I want to rewrite our current monitoring solution to get UCS faults from Intersight rather than polling individual UCSM.
The format of the fault must be the following:
DC - Server ChassisId/SlotId - Short fault description
LON - Server 3/6 - DIMM A0/A1 failed
The description must contain full error text.
I've done this for individual UCSM using PowerShell, but for Intersight PowerShell module as well as Python it's just a wrapper for the REST API endpoints, there is no way to do something like in PowerShell:
Get-UcsBlade | where SlotId -eq 3/8 | Get-UcsFaults
In general, there were two ways how to get faults:
Store Get-Faults output and then group by Dn
Get-UcsBlade | where (Get-Faults)
basically return all blades where faults non-empty.
The problem for now that querying fault/Instances Intersight endpoint returning faults without references to the physical blade to which they are belonging to.

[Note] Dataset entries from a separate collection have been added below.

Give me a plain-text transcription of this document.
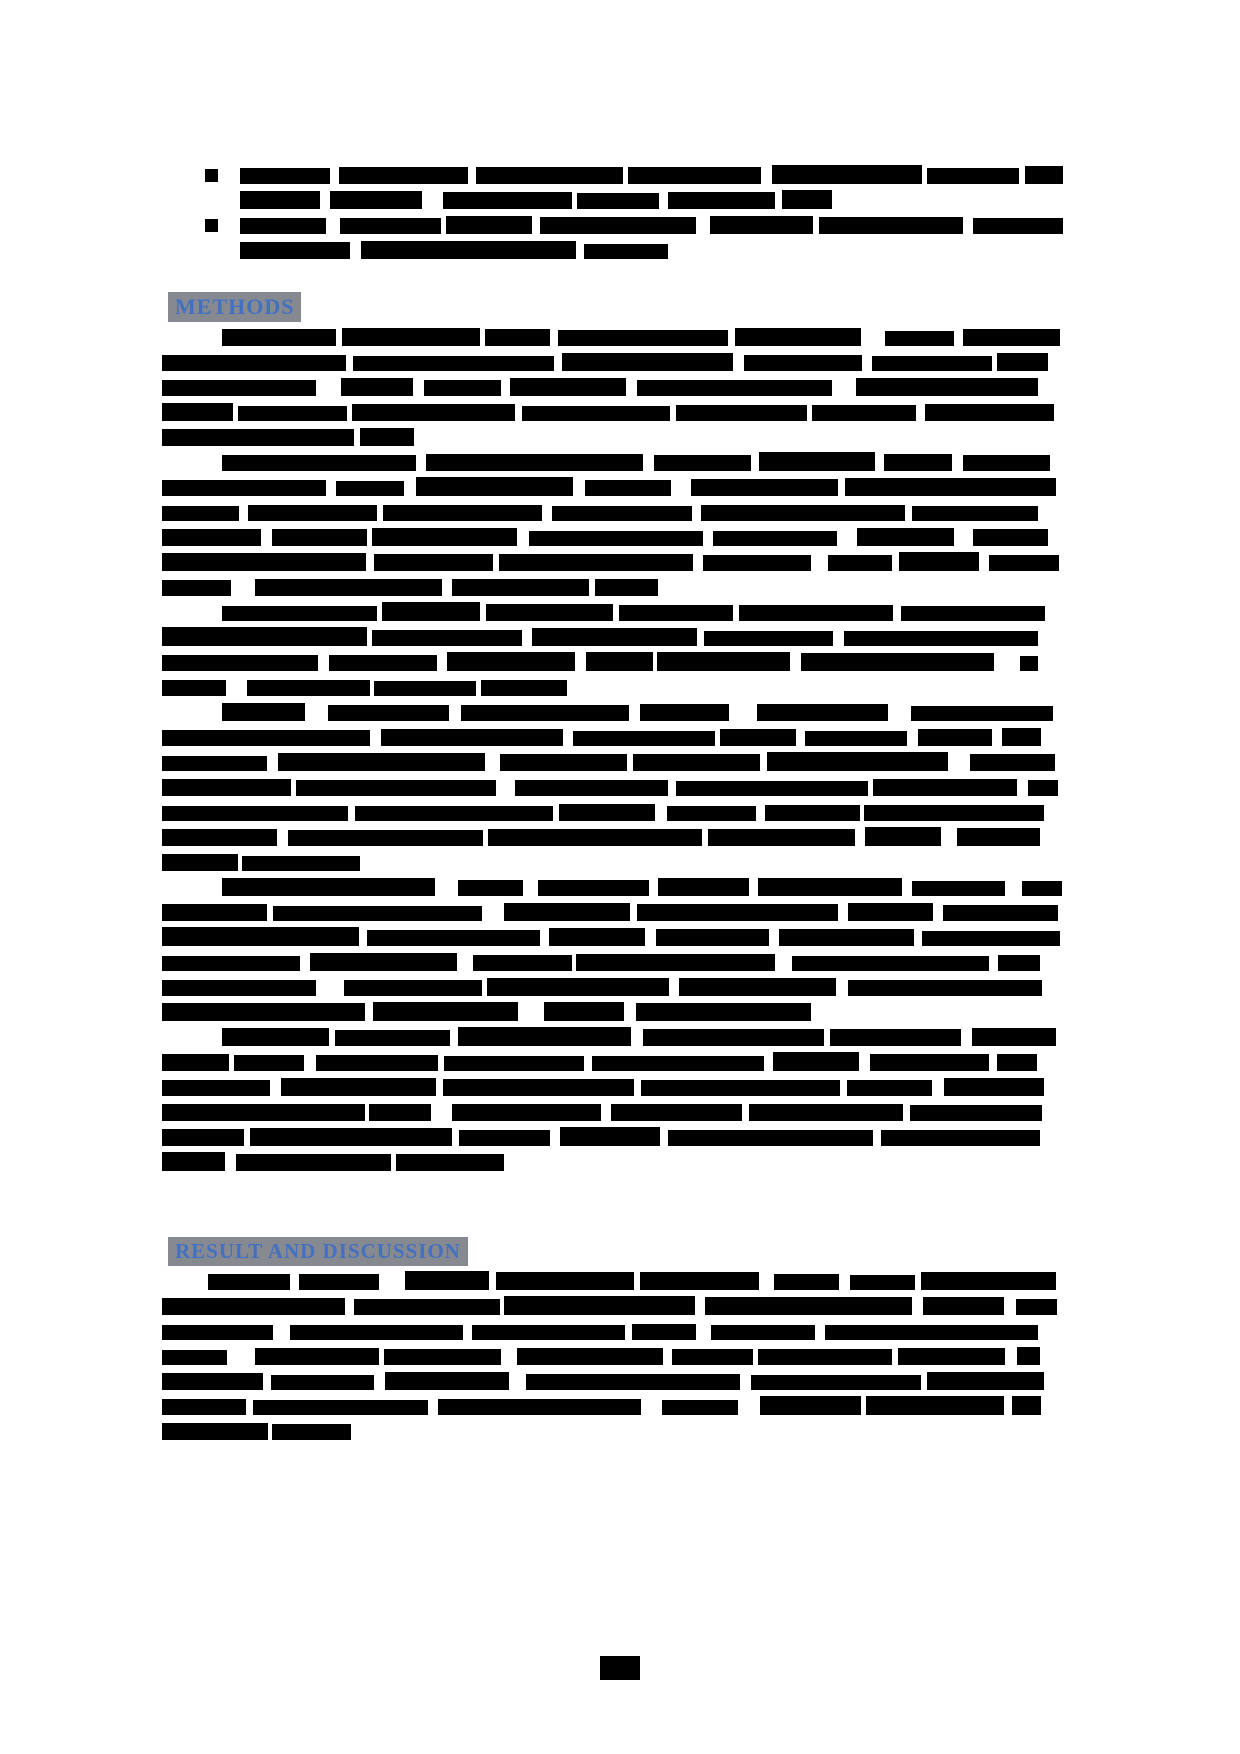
METHODS
RESULT AND DISCUSSION
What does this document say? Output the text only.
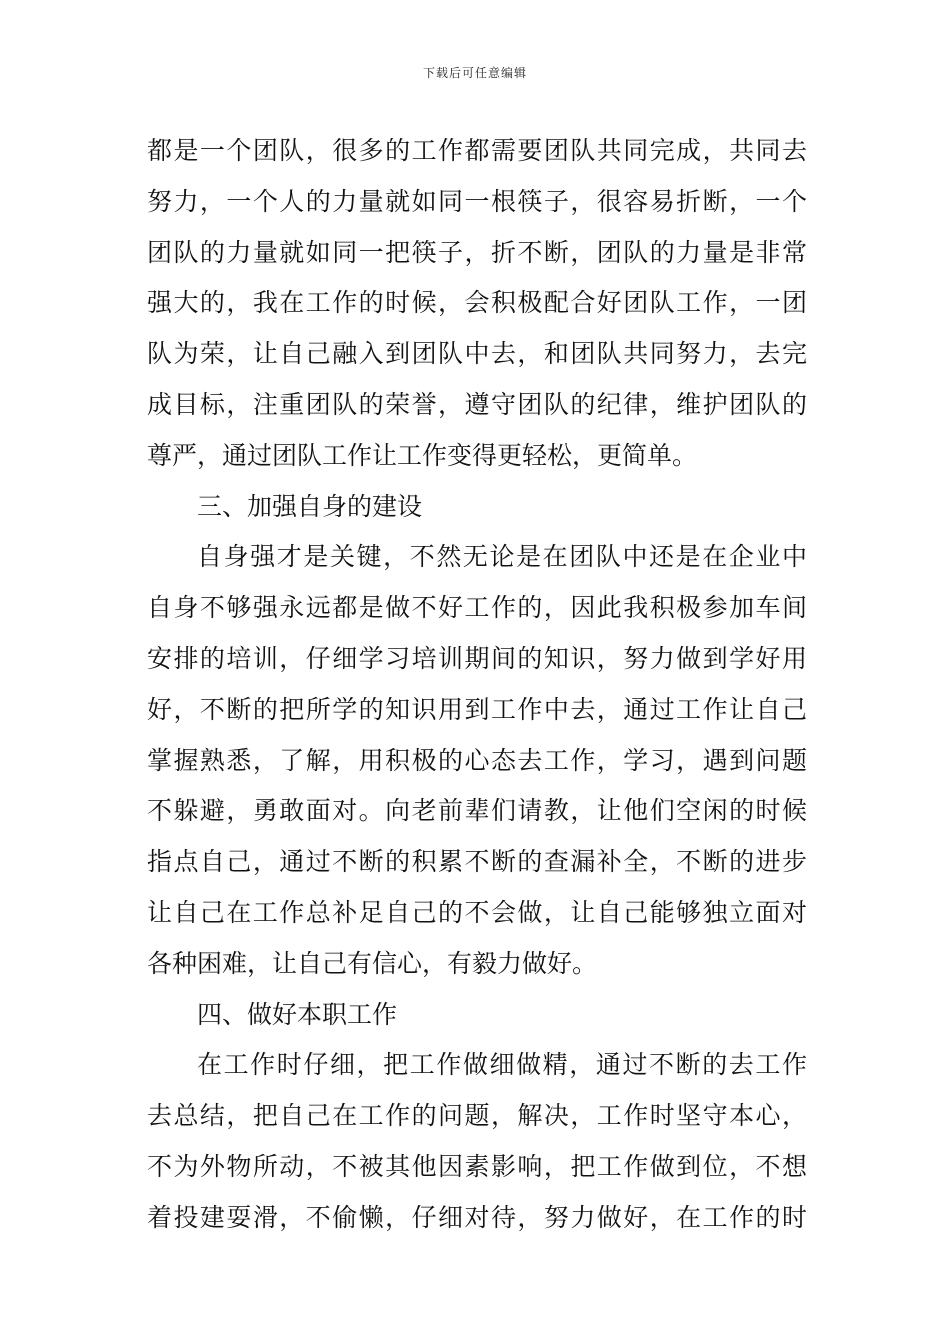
下载后可任意编辑
都是一个团队，很多的工作都需要团队共同完成，共同去
努力，一个人的力量就如同一根筷子，很容易折断，一个
团队的力量就如同一把筷子，折不断，团队的力量是非常
强大的，我在工作的时候，会积极配合好团队工作，一团
队为荣，让自己融入到团队中去，和团队共同努力，去完
成目标，注重团队的荣誉，遵守团队的纪律，维护团队的
尊严，通过团队工作让工作变得更轻松，更简单。
三、加强自身的建设
自身强才是关键，不然无论是在团队中还是在企业中
自身不够强永远都是做不好工作的，因此我积极参加车间
安排的培训，仔细学习培训期间的知识，努力做到学好用
好，不断的把所学的知识用到工作中去，通过工作让自己
掌握熟悉，了解，用积极的心态去工作，学习，遇到问题
不躲避，勇敢面对。向老前辈们请教，让他们空闲的时候
指点自己，通过不断的积累不断的查漏补全，不断的进步
让自己在工作总补足自己的不会做，让自己能够独立面对
各种困难，让自己有信心，有毅力做好。
四、做好本职工作
在工作时仔细，把工作做细做精，通过不断的去工作
去总结，把自己在工作的问题，解决，工作时坚守本心，
不为外物所动，不被其他因素影响，把工作做到位，不想
着投建耍滑，不偷懒，仔细对待，努力做好，在工作的时
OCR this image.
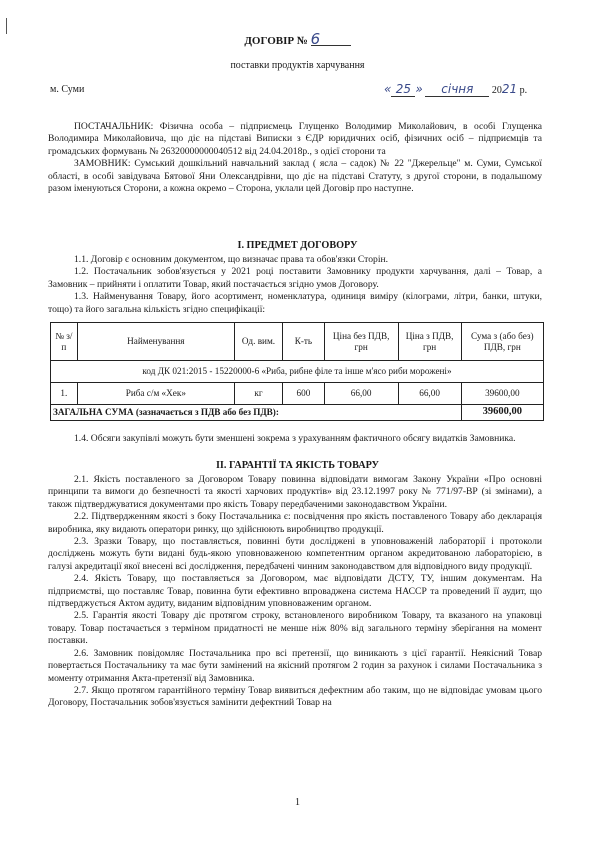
ДОГОВІР № 6
поставки продуктів харчування
м. Суми	« 25 » січня 2021 р.

ПОСТАЧАЛЬНИК: Фізична особа – підприємець Глущенко Володимир Миколайович, в особі Глущенка Володимира Миколайовича, що діє на підставі Виписки з ЄДР юридичних осіб, фізичних осіб – підприємців та громадських формувань № 2632000000004051​2 від 24.04.2018р., з одієї сторони та

ЗАМОВНИК: Сумський дошкільний навчальний заклад ( ясла – садок) № 22 "Джерельце" м. Суми, Сумської області, в особі завідувача Бятової Яни Олександрівни, що діє на підставі Статуту, з другої сторони, в подальшому разом іменуються Сторони, а кожна окремо – Сторона, уклали цей Договір про наступне.

І. ПРЕДМЕТ ДОГОВОРУ

1.1. Договір є основним документом, що визначає права та обов'язки Сторін.

1.2. Постачальник зобов'язується у 2021 році поставити Замовнику продукти харчування, далі – Товар, а Замовник – прийняти і оплатити Товар, який постачається згідно умов Договору.

1.3. Найменування Товару, його асортимент, номенклатура, одиниця виміру (кілограми, літри, банки, штуки, тощо) та його загальна кількість згідно специфікації:

№ з/п	Найменування	Од. вим.	К-ть	Ціна без ПДВ, грн	Ціна з ПДВ, грн	Сума з (або без) ПДВ, грн
код ДК 021:2015 - 15220000-6 «Риба, рибне філе та інше м'ясо риби морожені»						
1.	Риба с/м «Хек»	кг	600	66,00	66,00	39600,00
ЗАГАЛЬНА СУМА (зазначається з ПДВ або без ПДВ):						39600,00

1.4. Обсяги закупівлі можуть бути зменшені зокрема з урахуванням фактичного обсягу видатків Замовника.

ІІ. ГАРАНТІЇ ТА ЯКІСТЬ ТОВАРУ

2.1. Якість поставленого за Договором Товару повинна відповідати вимогам Закону України «Про основні принципи та вимоги до безпечності та якості харчових продуктів» від 23.12.1997 року № 771/97-ВР (зі змінами), а також підтверджуватися документами про якість Товару передбаченими законодавством України.

2.2. Підтвердженням якості з боку Постачальника є: посвідчення про якість поставленого Товару або декларація виробника, яку видають оператори ринку, що здійснюють виробництво продукції.

2.3. Зразки Товару, що поставляється, повинні бути досліджені в уповноваженій лабораторії і протоколи досліджень можуть бути видані будь-якою уповноваженою компетентним органом акредитованою лабораторією, в галузі акредитації якої внесені всі дослідження, передбачені чинним законодавством для відповідного виду продукції.

2.4. Якість Товару, що поставляється за Договором, має відповідати ДСТУ, ТУ, іншим документам. На підприємстві, що поставляє Товар, повинна бути ефективно впроваджена система НАССР та проведений її аудит, що підтверджується Актом аудиту, виданим відповідним уповноваженим органом.

2.5. Гарантія якості Товару діє протягом строку, встановленого виробником Товару, та вказаного на упаковці товару. Товар постачається з терміном придатності не менше ніж 80% від загального терміну зберігання на момент поставки.

2.6. Замовник повідомляє Постачальника про всі претензії, що виникають з цієї гарантії. Неякісний Товар повертається Постачальнику та має бути замінений на якісний протягом 2 годин за рахунок і силами Постачальника з моменту отримання Акта-претензії від Замовника.

2.7. Якщо протягом гарантійного терміну Товар виявиться дефектним або таким, що не відповідає умовам цього Договору, Постачальник зобов'язується замінити дефектний Товар на

1
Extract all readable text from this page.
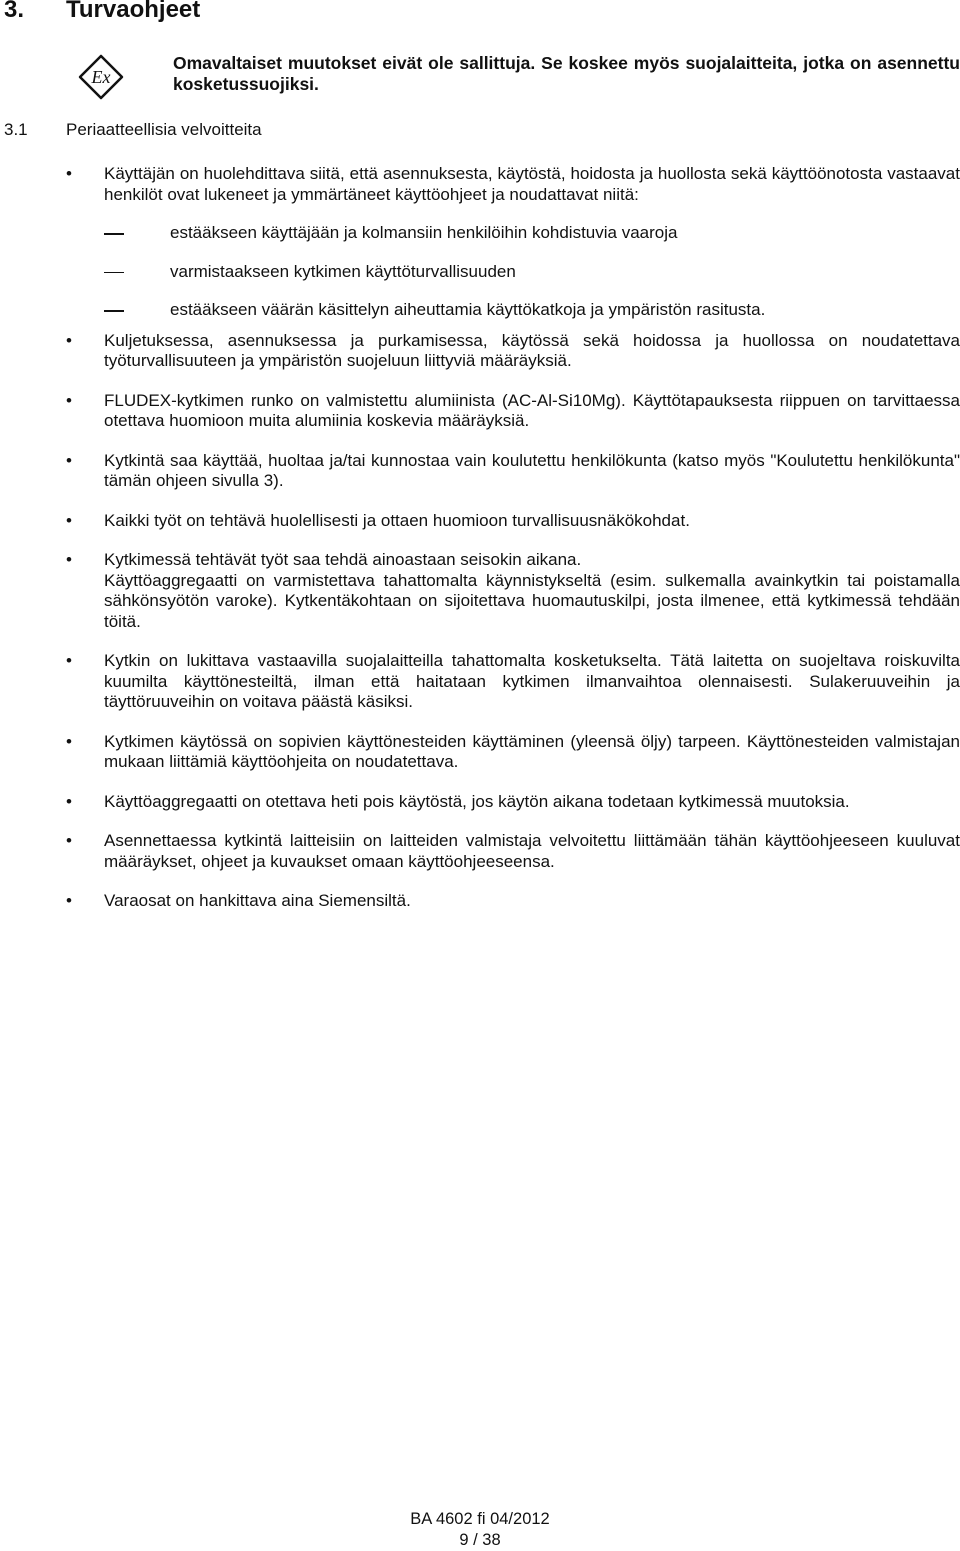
3. Turvaohjeet
Ex
Omavaltaiset muutokset eivät ole sallittuja. Se koskee myös suojalaitteita, jotka on asennettu kosketussuojiksi.
3.1 Periaatteellisia velvoitteita
• Käyttäjän on huolehdittava siitä, että asennuksesta, käytöstä, hoidosta ja huollosta sekä käyttöönotosta vastaavat henkilöt ovat lukeneet ja ymmärtäneet käyttöohjeet ja noudattavat niitä:

estääkseen käyttäjään ja kolmansiin henkilöihin kohdistuvia vaaroja
varmistaakseen kytkimen käyttöturvallisuuden
estääkseen väärän käsittelyn aiheuttamia käyttökatkoja ja ympäristön rasitusta.
• Kuljetuksessa, asennuksessa ja purkamisessa, käytössä sekä hoidossa ja huollossa on noudatettava työturvallisuuteen ja ympäristön suojeluun liittyviä määräyksiä.

• FLUDEX-kytkimen runko on valmistettu alumiinista (AC-Al-Si10Mg). Käyttötapauksesta riippuen on tarvittaessa otettava huomioon muita alumiinia koskevia määräyksiä.

• Kytkintä saa käyttää, huoltaa ja/tai kunnostaa vain koulutettu henkilökunta (katso myös "Koulutettu henkilökunta" tämän ohjeen sivulla 3).

• Kaikki työt on tehtävä huolellisesti ja ottaen huomioon turvallisuusnäkökohdat.

• Kytkimessä tehtävät työt saa tehdä ainoastaan seisokin aikana.

Käyttöaggregaatti on varmistettava tahattomalta käynnistykseltä (esim. sulkemalla avainkytkin tai poistamalla sähkönsyötön varoke). Kytkentäkohtaan on sijoitettava huomautuskilpi, josta ilmenee, että kytkimessä tehdään töitä.

• Kytkin on lukittava vastaavilla suojalaitteilla tahattomalta kosketukselta. Tätä laitetta on suojeltava roiskuvilta kuumilta käyttönesteiltä, ilman että haitataan kytkimen ilmanvaihtoa olennaisesti. Sulakeruuveihin ja täyttöruuveihin on voitava päästä käsiksi.

• Kytkimen käytössä on sopivien käyttönesteiden käyttäminen (yleensä öljy) tarpeen. Käyttönesteiden valmistajan mukaan liittämiä käyttöohjeita on noudatettava.

• Käyttöaggregaatti on otettava heti pois käytöstä, jos käytön aikana todetaan kytkimessä muutoksia.

• Asennettaessa kytkintä laitteisiin on laitteiden valmistaja velvoitettu liittämään tähän käyttöohjeeseen kuuluvat määräykset, ohjeet ja kuvaukset omaan käyttöohjeeseensa.

• Varaosat on hankittava aina Siemensiltä.

BA 4602 fi 04/2012
9 / 38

Ideally would be (to minimize the number of queries sent to Intersight) to retrieve all faults with parents/ancestors, I mean blades, which as well contain ServiceProfile information (just a name if associated) and datacenter as a tag.
So far I can't find any interceptions between faults and physical (blades) or network-element (FIs) summaries to map one output on another even if I had to run 3 separate queries.